After evaluating the disease and differential expression evidence for each cluster, we decided to further explore Cluster 2, due to its link to Epilepsy/Seizure (based on text mining evidence) as well as having a high proportion of differentially expressed genes.

VIDEO: Clustering, disease linkage and differential expression observations

Identifying a Target (16 -> 1 gene)

Master Regulator Analysis

The final stage was to narrow this group of 16 genes to 1 target gene. Similar to the paper, we used master regulator analysis to identify transcription factors whose targets matched the genes in Cluster 2. This allowed us to interrogate which genes could be therapeutically manipulated in order to cause “signal reversion” to a healthy state.

Through our in-platform master regulator analysis we were able to reproduce the paper’s result of identifying Csf1R as a significant upstream regulator of our chosen cluster. It was inconclusive as to whether Csf1R was activating or inhibiting the cluster due to feedback loops but there is rationale for a similar activation hypothesis stated in the paper. 

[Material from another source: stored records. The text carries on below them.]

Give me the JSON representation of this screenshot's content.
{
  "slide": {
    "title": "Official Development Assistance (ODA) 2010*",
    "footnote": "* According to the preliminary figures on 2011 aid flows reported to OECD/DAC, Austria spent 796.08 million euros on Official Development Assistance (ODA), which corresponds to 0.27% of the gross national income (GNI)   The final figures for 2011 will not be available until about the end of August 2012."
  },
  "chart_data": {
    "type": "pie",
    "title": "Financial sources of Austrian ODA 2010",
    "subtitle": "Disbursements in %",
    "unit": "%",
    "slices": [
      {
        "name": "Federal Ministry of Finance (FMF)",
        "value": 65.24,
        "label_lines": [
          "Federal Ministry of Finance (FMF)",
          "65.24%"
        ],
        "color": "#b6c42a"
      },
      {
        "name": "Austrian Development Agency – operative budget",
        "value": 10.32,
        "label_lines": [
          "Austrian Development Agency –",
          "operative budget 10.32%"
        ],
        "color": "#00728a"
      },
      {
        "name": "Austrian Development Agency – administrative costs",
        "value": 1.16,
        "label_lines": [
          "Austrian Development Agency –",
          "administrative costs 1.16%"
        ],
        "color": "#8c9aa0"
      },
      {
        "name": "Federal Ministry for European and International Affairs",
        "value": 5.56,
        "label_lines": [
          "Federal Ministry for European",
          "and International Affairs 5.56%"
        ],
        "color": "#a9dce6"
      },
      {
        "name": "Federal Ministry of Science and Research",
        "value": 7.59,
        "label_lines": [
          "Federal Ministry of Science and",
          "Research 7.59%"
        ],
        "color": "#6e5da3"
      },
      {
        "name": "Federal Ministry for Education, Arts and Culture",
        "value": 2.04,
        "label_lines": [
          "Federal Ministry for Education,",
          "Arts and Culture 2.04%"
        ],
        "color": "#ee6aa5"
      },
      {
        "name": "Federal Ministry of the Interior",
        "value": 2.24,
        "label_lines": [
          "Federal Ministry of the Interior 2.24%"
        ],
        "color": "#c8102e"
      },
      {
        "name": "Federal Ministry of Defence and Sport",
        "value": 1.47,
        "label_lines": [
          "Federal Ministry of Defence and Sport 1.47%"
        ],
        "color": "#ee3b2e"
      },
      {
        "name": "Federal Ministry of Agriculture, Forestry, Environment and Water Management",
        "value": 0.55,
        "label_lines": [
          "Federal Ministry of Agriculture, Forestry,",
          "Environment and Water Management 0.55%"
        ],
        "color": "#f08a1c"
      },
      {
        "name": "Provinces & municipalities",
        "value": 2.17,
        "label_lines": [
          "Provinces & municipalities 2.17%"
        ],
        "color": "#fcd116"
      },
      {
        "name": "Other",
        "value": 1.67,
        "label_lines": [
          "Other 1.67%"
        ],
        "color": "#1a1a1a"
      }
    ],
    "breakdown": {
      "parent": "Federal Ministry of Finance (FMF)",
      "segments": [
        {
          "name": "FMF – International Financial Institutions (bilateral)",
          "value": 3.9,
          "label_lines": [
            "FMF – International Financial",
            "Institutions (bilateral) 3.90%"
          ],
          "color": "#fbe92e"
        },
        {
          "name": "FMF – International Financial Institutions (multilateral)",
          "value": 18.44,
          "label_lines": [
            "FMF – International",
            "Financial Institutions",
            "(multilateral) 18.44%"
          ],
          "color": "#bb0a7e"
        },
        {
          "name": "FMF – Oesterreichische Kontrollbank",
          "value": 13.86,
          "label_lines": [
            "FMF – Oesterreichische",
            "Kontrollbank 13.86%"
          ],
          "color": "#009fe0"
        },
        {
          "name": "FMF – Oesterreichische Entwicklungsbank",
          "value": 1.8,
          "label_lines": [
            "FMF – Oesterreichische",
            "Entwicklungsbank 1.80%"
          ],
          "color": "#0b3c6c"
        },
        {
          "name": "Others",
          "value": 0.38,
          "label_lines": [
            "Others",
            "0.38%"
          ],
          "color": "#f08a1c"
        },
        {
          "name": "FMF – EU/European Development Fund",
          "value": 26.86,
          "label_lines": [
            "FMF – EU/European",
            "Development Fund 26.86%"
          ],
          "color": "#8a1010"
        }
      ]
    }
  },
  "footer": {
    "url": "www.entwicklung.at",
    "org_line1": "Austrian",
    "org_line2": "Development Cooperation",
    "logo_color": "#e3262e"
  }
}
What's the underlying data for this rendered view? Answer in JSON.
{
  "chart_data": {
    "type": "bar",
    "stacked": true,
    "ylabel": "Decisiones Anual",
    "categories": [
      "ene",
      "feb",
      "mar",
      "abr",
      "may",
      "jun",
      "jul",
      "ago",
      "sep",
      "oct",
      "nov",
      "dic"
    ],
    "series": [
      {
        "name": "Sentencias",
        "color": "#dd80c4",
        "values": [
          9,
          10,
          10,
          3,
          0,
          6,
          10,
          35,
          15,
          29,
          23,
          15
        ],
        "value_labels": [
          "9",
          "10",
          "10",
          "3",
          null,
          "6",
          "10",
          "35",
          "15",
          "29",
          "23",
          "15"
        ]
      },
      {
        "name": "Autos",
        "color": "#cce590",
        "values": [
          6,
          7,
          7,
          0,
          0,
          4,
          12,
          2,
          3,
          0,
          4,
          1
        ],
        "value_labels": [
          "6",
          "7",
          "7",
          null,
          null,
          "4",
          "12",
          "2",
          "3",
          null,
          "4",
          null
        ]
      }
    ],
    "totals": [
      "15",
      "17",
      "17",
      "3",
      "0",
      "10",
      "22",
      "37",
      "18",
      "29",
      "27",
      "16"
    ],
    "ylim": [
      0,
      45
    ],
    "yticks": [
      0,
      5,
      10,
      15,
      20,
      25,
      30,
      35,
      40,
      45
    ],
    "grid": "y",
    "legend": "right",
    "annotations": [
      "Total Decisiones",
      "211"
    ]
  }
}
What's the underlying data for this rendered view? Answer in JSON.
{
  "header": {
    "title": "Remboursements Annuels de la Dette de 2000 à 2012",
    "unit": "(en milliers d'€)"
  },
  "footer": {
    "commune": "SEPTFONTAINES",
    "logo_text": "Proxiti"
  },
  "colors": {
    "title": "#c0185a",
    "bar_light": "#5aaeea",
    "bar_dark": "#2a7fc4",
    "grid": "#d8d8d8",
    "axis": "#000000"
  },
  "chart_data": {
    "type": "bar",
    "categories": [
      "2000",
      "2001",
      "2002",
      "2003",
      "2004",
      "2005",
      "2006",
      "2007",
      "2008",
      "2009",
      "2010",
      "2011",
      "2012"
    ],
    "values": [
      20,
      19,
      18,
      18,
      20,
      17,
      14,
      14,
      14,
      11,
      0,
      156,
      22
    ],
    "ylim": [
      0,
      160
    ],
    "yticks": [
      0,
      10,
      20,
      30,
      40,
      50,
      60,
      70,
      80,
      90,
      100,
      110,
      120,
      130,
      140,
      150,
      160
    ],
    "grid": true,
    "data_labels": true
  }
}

We also identified other interesting upstream regulators such as CFI and CFH, part of the complement system that have been implicated in the literature previously and others such as STK40 not previously identified. 

VIDEO: Master Regulator Analysis
Conclusion

Exploring this paper was a great opportunity for us to showcase some of our platform’s functionality. A non-technical user was able to identify Csf1R in a matter of hours as well as benefit from the confidence and quality gains that full end-to-end data transparency brings. Although an “after the fact” assessment using a subset of the experimental techniques used in the paper, we believe that as our product capabilities mature the possibilities in this regard will only grow.

We also note that subsequent findings have indicated that inhibition of Csf1R is not well tolerated by patients. We hope that as we increase the number of data types (such as gene novelty, tractability, clinical data e.g. from NLP ingestion) we can increase the clinical relevance of our outputs, to ultimately better serve the increased demand on computer models from initiatives such as the FDA Modernisation Act. Increasing the feature suite further (such as data auto-ingestion, recommendation systems, pathfinding, ML Ops) and increasing applicability to use these digital twins across the pharmaceutical value chain such as in clinical development will increase platform and scientific value.

N.B. custom code still plays a huge role in drug discovery, but we hope our approach unlocks currently untapped resources to advance the field.